Cloud providers may have strong limits on how their components may be interacted with, in turn influencing how flexible and personalized your own systems can be. When working in a BaaS environment, developers may find themselves dependent on services over which they do not have control of the underlying code.

If you let go of certain parts of your IT infrastructure, you leave yourself vulnerable to vendor lock-in. If you choose to switch providers, you also need to be prepared to pay the expense of modifying your systems so that they are compliant with the standards of the new vendor.

Serverless use cases

Consider a task such as the bulk processing of incoming picture files. This kind of job might only run once in a while, but it must always be prepared in case a huge number of image files arrive all at once. Or it might be a task such as monitoring a database for incoming changes and then applying a sequence of functions to those changes, such as comparing them to quality standards or automatically translating them.

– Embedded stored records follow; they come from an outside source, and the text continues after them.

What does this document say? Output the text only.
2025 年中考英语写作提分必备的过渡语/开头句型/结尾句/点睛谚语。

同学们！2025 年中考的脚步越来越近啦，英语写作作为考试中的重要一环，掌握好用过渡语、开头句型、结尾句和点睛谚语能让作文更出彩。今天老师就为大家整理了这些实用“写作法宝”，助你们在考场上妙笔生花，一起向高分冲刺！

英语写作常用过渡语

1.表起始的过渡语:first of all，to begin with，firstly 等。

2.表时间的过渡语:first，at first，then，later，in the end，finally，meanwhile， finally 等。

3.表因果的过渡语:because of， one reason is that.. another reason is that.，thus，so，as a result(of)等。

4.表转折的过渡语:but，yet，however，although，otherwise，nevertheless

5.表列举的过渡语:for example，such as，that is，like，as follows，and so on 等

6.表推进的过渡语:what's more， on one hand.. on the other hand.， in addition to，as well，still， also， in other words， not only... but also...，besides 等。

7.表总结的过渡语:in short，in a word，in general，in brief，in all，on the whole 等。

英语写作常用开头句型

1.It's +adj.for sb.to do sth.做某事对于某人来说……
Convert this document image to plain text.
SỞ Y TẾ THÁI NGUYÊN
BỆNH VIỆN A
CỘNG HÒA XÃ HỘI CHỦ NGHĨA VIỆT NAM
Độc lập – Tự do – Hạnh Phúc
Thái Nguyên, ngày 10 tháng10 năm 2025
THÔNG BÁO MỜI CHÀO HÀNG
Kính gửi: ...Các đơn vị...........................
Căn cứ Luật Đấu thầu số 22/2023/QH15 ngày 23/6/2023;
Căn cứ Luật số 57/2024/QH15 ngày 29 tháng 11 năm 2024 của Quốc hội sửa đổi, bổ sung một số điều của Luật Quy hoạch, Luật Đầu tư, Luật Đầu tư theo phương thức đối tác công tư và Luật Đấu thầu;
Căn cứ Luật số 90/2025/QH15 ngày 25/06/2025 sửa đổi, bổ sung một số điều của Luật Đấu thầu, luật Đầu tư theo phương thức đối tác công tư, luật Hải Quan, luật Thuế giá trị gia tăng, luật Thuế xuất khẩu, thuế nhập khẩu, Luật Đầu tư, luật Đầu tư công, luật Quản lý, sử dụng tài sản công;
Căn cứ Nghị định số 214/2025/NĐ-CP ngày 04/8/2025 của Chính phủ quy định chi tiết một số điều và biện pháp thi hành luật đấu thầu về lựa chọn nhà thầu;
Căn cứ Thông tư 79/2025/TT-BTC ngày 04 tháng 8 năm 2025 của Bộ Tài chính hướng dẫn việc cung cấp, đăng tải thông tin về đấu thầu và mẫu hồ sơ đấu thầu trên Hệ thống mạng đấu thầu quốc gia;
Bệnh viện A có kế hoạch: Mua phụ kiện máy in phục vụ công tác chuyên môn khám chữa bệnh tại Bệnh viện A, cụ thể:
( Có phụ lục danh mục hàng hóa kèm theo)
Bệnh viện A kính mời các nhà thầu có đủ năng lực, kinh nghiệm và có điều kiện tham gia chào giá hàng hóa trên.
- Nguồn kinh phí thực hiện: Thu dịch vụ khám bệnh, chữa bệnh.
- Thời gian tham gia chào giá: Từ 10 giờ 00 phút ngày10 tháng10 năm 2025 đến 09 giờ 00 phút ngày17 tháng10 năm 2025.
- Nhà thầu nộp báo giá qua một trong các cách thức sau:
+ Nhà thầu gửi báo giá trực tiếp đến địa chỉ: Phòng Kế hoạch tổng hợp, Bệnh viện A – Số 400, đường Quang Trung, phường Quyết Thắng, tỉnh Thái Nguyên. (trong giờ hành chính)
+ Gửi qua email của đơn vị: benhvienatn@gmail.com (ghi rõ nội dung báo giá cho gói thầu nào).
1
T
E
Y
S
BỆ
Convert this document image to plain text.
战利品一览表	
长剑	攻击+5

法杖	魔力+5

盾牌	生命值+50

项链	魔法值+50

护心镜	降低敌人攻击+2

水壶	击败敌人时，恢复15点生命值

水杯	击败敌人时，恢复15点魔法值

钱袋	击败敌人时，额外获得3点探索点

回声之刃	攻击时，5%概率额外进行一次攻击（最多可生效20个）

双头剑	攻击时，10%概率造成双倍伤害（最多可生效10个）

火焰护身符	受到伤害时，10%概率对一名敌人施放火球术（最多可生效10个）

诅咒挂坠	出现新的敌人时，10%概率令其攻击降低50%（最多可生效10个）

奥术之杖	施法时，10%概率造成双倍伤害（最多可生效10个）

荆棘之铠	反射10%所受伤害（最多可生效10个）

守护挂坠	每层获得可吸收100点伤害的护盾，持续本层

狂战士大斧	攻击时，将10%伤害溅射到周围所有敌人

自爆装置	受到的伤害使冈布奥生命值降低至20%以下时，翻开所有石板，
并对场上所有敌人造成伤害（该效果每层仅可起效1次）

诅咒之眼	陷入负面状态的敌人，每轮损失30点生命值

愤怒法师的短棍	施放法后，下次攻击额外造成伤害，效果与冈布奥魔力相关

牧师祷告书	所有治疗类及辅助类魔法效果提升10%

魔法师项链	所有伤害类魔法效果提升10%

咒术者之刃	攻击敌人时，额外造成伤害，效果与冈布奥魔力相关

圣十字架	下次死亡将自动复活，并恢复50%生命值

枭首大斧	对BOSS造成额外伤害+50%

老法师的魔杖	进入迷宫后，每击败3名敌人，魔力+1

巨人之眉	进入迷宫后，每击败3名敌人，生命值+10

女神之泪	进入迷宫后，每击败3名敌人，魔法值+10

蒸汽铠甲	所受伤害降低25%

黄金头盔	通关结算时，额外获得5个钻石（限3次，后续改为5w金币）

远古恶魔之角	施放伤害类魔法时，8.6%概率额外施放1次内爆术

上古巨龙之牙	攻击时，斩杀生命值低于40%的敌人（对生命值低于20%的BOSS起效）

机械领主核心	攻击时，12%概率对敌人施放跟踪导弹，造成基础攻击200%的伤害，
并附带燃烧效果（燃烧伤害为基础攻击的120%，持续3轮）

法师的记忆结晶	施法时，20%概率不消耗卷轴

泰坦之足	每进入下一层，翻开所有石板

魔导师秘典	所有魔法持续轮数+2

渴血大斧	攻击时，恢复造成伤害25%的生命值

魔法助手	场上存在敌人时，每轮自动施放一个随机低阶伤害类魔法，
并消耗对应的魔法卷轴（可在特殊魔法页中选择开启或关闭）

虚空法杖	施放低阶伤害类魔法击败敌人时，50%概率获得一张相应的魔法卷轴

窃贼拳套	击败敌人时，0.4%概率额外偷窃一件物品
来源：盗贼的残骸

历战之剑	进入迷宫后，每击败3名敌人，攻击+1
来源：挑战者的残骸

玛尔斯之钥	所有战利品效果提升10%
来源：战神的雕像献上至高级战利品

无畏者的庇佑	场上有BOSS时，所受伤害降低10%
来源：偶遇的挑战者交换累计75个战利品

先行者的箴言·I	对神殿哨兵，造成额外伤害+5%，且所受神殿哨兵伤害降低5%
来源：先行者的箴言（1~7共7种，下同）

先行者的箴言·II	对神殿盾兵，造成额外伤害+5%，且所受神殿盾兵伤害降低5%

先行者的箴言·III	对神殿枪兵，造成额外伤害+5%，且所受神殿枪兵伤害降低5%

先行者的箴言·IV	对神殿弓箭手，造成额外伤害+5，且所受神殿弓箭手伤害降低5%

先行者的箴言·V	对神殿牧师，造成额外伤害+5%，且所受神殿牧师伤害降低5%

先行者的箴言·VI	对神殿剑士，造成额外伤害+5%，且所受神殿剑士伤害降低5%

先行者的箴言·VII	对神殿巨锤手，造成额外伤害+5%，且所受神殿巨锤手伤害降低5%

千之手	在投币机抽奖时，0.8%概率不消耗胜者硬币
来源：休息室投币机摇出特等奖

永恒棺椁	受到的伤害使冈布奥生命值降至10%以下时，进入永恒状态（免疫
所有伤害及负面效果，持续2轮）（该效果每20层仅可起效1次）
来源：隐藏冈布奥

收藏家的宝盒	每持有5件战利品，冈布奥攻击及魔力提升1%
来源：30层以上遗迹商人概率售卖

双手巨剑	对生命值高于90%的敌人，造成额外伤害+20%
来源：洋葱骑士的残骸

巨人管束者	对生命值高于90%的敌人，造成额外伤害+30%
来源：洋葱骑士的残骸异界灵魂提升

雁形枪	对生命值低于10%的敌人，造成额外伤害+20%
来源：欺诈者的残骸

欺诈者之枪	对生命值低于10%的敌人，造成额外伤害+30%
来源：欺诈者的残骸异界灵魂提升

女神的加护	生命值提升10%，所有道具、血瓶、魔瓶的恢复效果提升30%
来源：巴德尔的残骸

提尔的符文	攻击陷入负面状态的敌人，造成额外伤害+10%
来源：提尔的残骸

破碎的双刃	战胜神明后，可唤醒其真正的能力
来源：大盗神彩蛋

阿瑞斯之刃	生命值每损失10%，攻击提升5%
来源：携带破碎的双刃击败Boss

The adaptability of serverless apps makes them a good fit for use cases including inbound data streams, chatbots, scheduled tasks, and business logic. Serverless computing is also often used for back-end APIs and web applications, business process automation, serverless websites, and integration across many platforms. 

Final thoughts

An approach known as serverless computing provides software developers, teams, and organizations with a level of abstraction that makes it possible for them to reduce the amount of time and resources spent on infrastructure maintenance. This strategy is beneficial to each and every component of an application, including but not limited to computation, the database engine, messaging, analytics, and artificial intelligence.